Toy Models help us crucially understand why neural networks use superposition. Researchers found that through studying very simple neural networks, superposition is a mathematically optimal behaviour that naturally emerges when networks need to store more features than they have neurons in a layer.

Imagine trying to store 100 different facts in a network with only 30 neurons. The toy model experiments explore exactly this scenario:

Features: Simple patterns the network needs to learn (like our 100 facts)
Limited Space: Fewer neurons than features (like our 30 neurons)
Sparsity: Most features are rarely used together (referred to above as natural sparsity, how we rarely need to recall all 100 facts at once)

Through this natural sparity, the network learns to “overlap” features across multiple neurons in specific geometric ways such as through the 2D plane example earlier.

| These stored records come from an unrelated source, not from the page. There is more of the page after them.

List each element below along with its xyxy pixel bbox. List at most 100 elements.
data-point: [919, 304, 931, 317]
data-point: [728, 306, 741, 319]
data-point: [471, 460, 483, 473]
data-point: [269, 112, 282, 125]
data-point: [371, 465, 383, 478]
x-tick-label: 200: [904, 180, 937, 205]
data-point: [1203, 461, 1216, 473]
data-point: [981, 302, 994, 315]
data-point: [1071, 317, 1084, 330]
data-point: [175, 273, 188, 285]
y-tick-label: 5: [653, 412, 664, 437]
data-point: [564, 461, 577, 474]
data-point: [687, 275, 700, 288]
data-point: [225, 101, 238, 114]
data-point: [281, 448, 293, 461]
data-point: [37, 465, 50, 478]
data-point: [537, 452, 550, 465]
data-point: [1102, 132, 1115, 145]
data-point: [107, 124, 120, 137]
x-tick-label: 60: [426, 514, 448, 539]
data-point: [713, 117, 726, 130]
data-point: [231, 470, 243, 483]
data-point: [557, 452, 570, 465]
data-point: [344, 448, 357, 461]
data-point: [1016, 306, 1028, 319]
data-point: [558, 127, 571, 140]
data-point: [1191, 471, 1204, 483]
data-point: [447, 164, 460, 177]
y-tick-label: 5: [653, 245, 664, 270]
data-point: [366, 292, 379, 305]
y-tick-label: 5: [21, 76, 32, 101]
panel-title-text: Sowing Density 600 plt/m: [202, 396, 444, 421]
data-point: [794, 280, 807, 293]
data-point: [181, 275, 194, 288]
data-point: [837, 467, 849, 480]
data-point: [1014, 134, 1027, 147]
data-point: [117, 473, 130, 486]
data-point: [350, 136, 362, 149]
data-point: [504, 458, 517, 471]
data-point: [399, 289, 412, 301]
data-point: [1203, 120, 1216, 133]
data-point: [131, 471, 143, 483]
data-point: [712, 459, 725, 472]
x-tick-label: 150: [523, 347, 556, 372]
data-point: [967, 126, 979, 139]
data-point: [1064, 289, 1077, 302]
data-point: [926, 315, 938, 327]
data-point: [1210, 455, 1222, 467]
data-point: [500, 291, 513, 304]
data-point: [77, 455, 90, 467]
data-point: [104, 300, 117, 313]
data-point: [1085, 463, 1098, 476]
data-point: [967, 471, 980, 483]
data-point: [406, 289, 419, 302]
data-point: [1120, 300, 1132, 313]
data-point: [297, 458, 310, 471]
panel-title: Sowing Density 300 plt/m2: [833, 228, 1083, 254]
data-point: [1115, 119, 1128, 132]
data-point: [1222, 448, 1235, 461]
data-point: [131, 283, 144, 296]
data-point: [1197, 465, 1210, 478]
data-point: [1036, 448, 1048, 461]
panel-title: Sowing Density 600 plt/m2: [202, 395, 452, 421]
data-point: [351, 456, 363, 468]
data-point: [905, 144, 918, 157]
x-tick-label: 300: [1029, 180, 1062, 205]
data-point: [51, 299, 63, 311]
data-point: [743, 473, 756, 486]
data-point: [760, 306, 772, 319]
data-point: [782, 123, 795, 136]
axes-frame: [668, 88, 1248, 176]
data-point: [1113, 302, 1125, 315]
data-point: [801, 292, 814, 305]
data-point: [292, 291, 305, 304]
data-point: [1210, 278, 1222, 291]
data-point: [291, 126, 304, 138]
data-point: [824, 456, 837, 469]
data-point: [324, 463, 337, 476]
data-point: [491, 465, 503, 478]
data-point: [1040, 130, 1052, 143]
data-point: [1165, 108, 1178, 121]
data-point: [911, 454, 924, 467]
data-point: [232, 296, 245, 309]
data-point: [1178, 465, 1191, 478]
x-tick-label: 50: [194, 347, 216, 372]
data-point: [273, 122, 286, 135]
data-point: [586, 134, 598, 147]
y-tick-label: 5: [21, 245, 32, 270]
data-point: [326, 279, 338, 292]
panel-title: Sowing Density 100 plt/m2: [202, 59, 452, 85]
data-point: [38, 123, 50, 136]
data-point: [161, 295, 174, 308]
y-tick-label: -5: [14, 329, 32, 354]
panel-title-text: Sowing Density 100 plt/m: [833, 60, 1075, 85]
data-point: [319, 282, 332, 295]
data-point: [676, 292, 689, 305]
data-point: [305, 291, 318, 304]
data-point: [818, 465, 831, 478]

The toy model experiments revealed several fascinating patterns:

Phase Changes: When features are dense (frequently used together), networks behave conventionally - each neuron handles one feature, and less important features are simply ignored. But as features become sparser, the network begins using superposition to store more information.
Geometric Organisation: Features arrange themselves into regular geometric patterns that maximise how much information can be stored
Importance-Based Structure: Networks balance feature importance against interference. Critical features get more "dedicated" neural space, while less important features share space through superposition. This explains why some neurons in real networks appear monosemantic while others are polysemantic.
For example, in an animal detector model, a commonly used feature such as “cat faces” detection may get its own neural space. Whereas, less important features such as "cat whiskers" and "cat stripes" may share a neuron for two reasons:
These features are less critical than faces for identification
They rarely need to be detected simultaneously (a cat usually doesn't show both prominent whiskers and prominent stripes in the same image area)

Why This Matters

These findings from toy models help us understand real neural networks in several ways:

They explain why polysemantic neurons form and under what conditions we should expect to find them
They suggest what geometric patterns we should look for when trying to extract features
They help us predict how different architectural choices might affect feature organisation

This research crucially laid the foundation of predictability in neural network observations, explicitly outlining how large-scale neural networks store and utilise knowledge in limited space.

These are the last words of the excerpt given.